Awe by Dacher Keltner
A solid explainer of a concept that’s core to my existence.
Published January 16, 2026



Book: Awe: The New Science of Everyday Wonder and How It Can Transform Your Life by Dacher Keltner
Release Date: January 2024
Publisher: Penguin Books
Format: Paperback
Source: Bought
From a foremost expert on the science of emotions, a groundbreaking and essential exploration into the history, science, and greater understanding of awe
Awe is mysterious. How do we begin to quantify the goose bumps we feel when we see the Grand Canyon, or our utter amazement when we watch a child walk for the first time? Until recently, there was no science of awe, that feeling we experience when we encounter vast mysteries that transcend our understanding of the world. Revolutionary thinking, though, has shown how humans have survived over the course of evolution thanks to our capacities to cooperate, form communities, and create culture—all of which are spurred by awe.
In
Awe, Dacher Keltner presents a sweeping investigation and deeply personal inquiry into this elusive feeling. Revealing new research alongside an examination of awe across history, culture, and within his own life, Keltner shows us how cultivating awe in our everyday lives leads us to appreciate what is most humane in our human nature. At turns radical and profound, brimming with enlightening and practical insights, Awe is our field guide for how to place this emotion as a vital force within our lives.
Why I Picked It Up
I reference this book a lot because I talk about awe a lot. For one, I’m deeply interested in neuroaesthetics and say that my journalism tends to be framed by the study of what we find beautiful and why. Obviously, that fits. My curiosity in the individuality/connection tension also fits this, as awe provokes this “unified but uniquely significant” state that’s difficult to channel in other areas.

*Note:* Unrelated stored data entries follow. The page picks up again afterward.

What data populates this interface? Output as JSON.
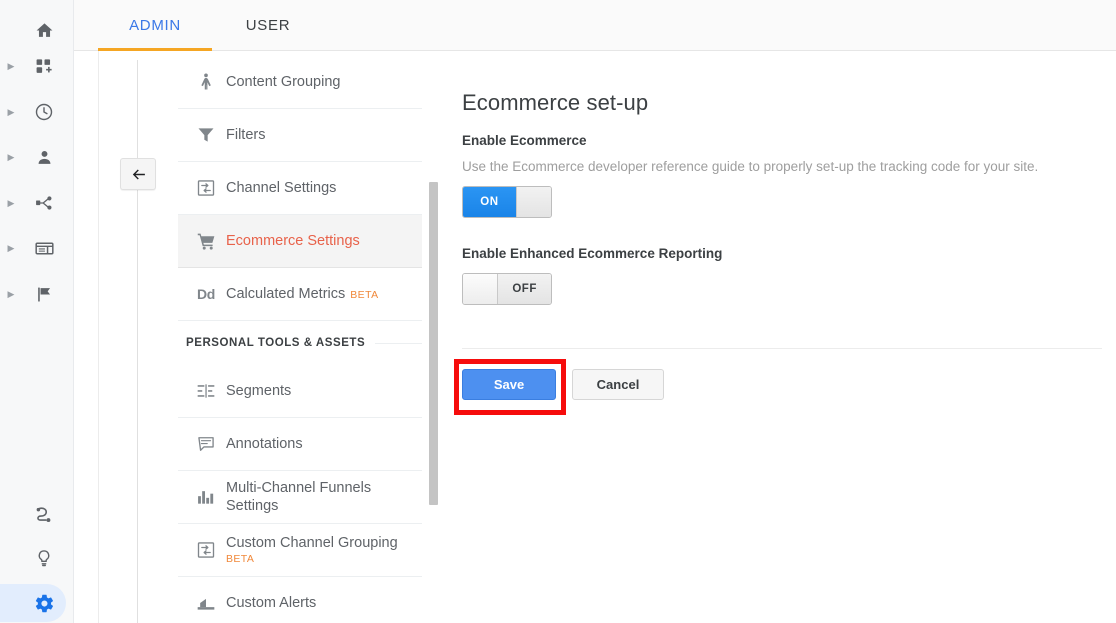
{
  "rail": {
    "items": [
      {
        "icon": "home-icon",
        "name": "home",
        "caret": false
      },
      {
        "icon": "customization-icon",
        "name": "customization",
        "caret": true
      },
      {
        "icon": "realtime-clock-icon",
        "name": "realtime",
        "caret": true
      },
      {
        "icon": "audience-person-icon",
        "name": "audience",
        "caret": true
      },
      {
        "icon": "acquisition-share-icon",
        "name": "acquisition",
        "caret": true
      },
      {
        "icon": "behavior-window-icon",
        "name": "behavior",
        "caret": true
      },
      {
        "icon": "conversions-flag-icon",
        "name": "conversions",
        "caret": true
      }
    ],
    "bottom": [
      {
        "icon": "attribution-path-icon",
        "name": "attribution"
      },
      {
        "icon": "discover-bulb-icon",
        "name": "discover"
      },
      {
        "icon": "admin-gear-icon",
        "name": "admin",
        "active": true
      }
    ],
    "active_color": "#1a73e8",
    "active_pill_color": "#e2edfd"
  },
  "tabs": {
    "admin_label": "ADMIN",
    "user_label": "USER",
    "active": "ADMIN",
    "active_text_color": "#3b78e7",
    "underline_color": "#f5a623"
  },
  "back_button": {
    "label": "back-arrow",
    "glyph": "←"
  },
  "menu": {
    "items": [
      {
        "label": "Content Grouping",
        "icon": "content-grouping-icon",
        "selected": false
      },
      {
        "label": "Filters",
        "icon": "filter-funnel-icon",
        "selected": false
      },
      {
        "label": "Channel Settings",
        "icon": "channel-settings-icon",
        "selected": false
      },
      {
        "label": "Ecommerce Settings",
        "icon": "shopping-cart-icon",
        "selected": true
      },
      {
        "label": "Calculated Metrics",
        "icon": "dd-text-icon",
        "badge": "BETA",
        "selected": false
      }
    ],
    "section_title": "PERSONAL TOOLS & ASSETS",
    "section_items": [
      {
        "label": "Segments",
        "icon": "segments-icon"
      },
      {
        "label": "Annotations",
        "icon": "annotations-bubble-icon"
      },
      {
        "label": "Multi-Channel Funnels Settings",
        "icon": "bar-chart-icon"
      },
      {
        "label": "Custom Channel Grouping",
        "icon": "channel-settings-icon",
        "badge": "BETA"
      },
      {
        "label": "Custom Alerts",
        "icon": "alerts-icon"
      }
    ],
    "selected_text_color": "#e8624a",
    "beta_color": "#f0883a"
  },
  "main": {
    "title": "Ecommerce set-up",
    "enable_ecommerce_label": "Enable Ecommerce",
    "description": "Use the Ecommerce developer reference guide to properly set-up the tracking code for your site.",
    "ecommerce_toggle": {
      "state": "ON",
      "on_label": "ON",
      "off_label": ""
    },
    "enhanced_label": "Enable Enhanced Ecommerce Reporting",
    "enhanced_toggle": {
      "state": "OFF",
      "on_label": "",
      "off_label": "OFF"
    },
    "save_label": "Save",
    "cancel_label": "Cancel",
    "highlight_color": "#f60c0c",
    "save_color": "#4d90f0"
  }
}
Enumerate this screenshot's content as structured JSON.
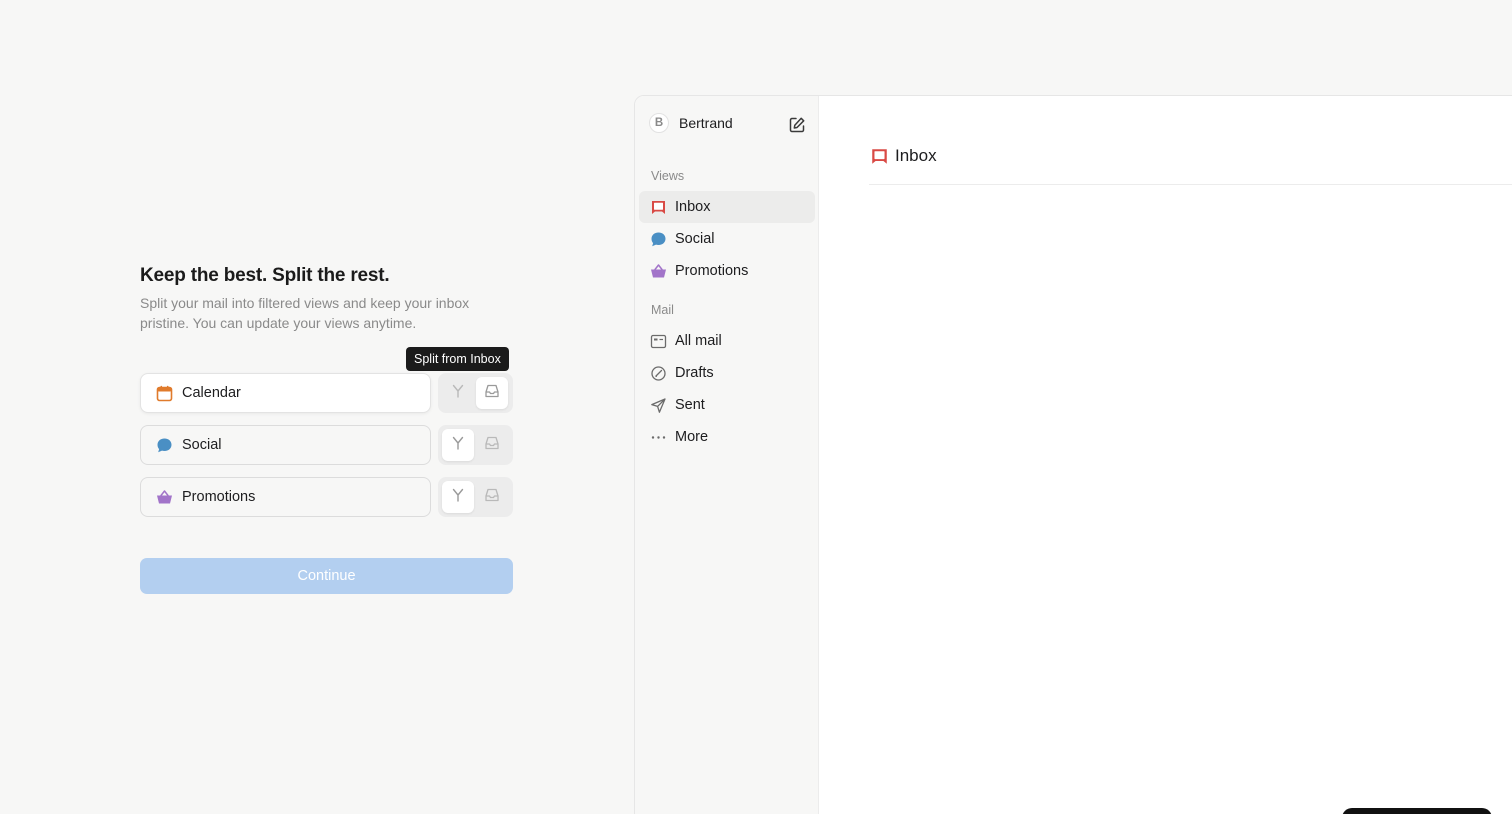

I say this frequently, but so many books reference Dacher Keltner’s work and studies that his book itself almost feels obvious or even basic. It’s solidified in the canon of books I read to the extent that it almost feels too easy—but I liked reading it a lot, would recommend it to practically everyone wading into similar topics at the beginning, and think the explanation of the concept likely illuminates a lot about who I am as a person. It’s a bridge between my passion for reading, the arts, travel, and psychology.
About the Book
You know certain truths before you’re able to articulate them, especially in regards to your taste. So when I talked about awe in 2022, 11 years into my book blog, I’d realized this was the pattern but didn’t know all the research behind it or to what extent the analysis of it infused my work and curiosity.
In Dacher Keltner’s study of wonder, he identifies eight signifiers (or catalysts) to awe as an emotion:
- Acts of strength, kindness, and courage
- Mystical experiences
- Encounters with life or death
- Nature
- Dance, sport, and collective movement
- Big ideas
- Music
- Art
These tend to form the basis of all—or most of—the activities that make us feel seen, known, comforted, etc. without words. People gravitate towards different ones individually, but there are certain patterns, like nature being the one most commonly cited. (Think “goosebumps.”)
For example, I probably go more towards acts of kindness, whereas someone else might identify a moment of moral strength. Most fiction books are likely only significant because they depict several of these. An example I frequently use is that I might gravitate towards awe via Mary Oliver i.e. nature/beauty whereas someone else might be struck by the vastness depicted by Cormac McCarthy, which looks more like terror.
And then, I was reflecting on awe and how it resolves issues for me of:
- The sense that words fail us on aspects that are the most important to us (too big or precise to articulate)
- The need to stop time and make it feel meaningful (see also: flow states)
- The need to be individual and independent and discrete, but also to feel connected and communal
The pursuit of awe solves a lot of those paradoxes, at least for me, both in the topics of my favorite books and what those books actually do on a functional level—or whatever your preferred form of art.
It’s why you might feel known on the level of your favorite song or connected to someone who’s done the same hike, or even why you feel close to those with whom you’ve been through terrifying experiences with, but maybe not when you actually try to put your thoughts into words in front of someone.
And like Four Thousand Weeks and The Molecule of More talk about, or even The Paradox of Choice, many of us are often haunted by the idea that we’re somehow using our limited time incorrectly by chasing the wrong, wasted things. The short term hit, basically, that makes us stop, look up, and wonder where our day went. Awe slows and stretches us, and it also makes us more aware of what Grit calls the “novelty in the nuance” rather than the candy-sugar high of novelty-novelty.
For some, awe is in a specific hobby like swimming in Why We Swim by Bonnie Tsui. Or in the span of a performance, like in Daisy Jones and the Six.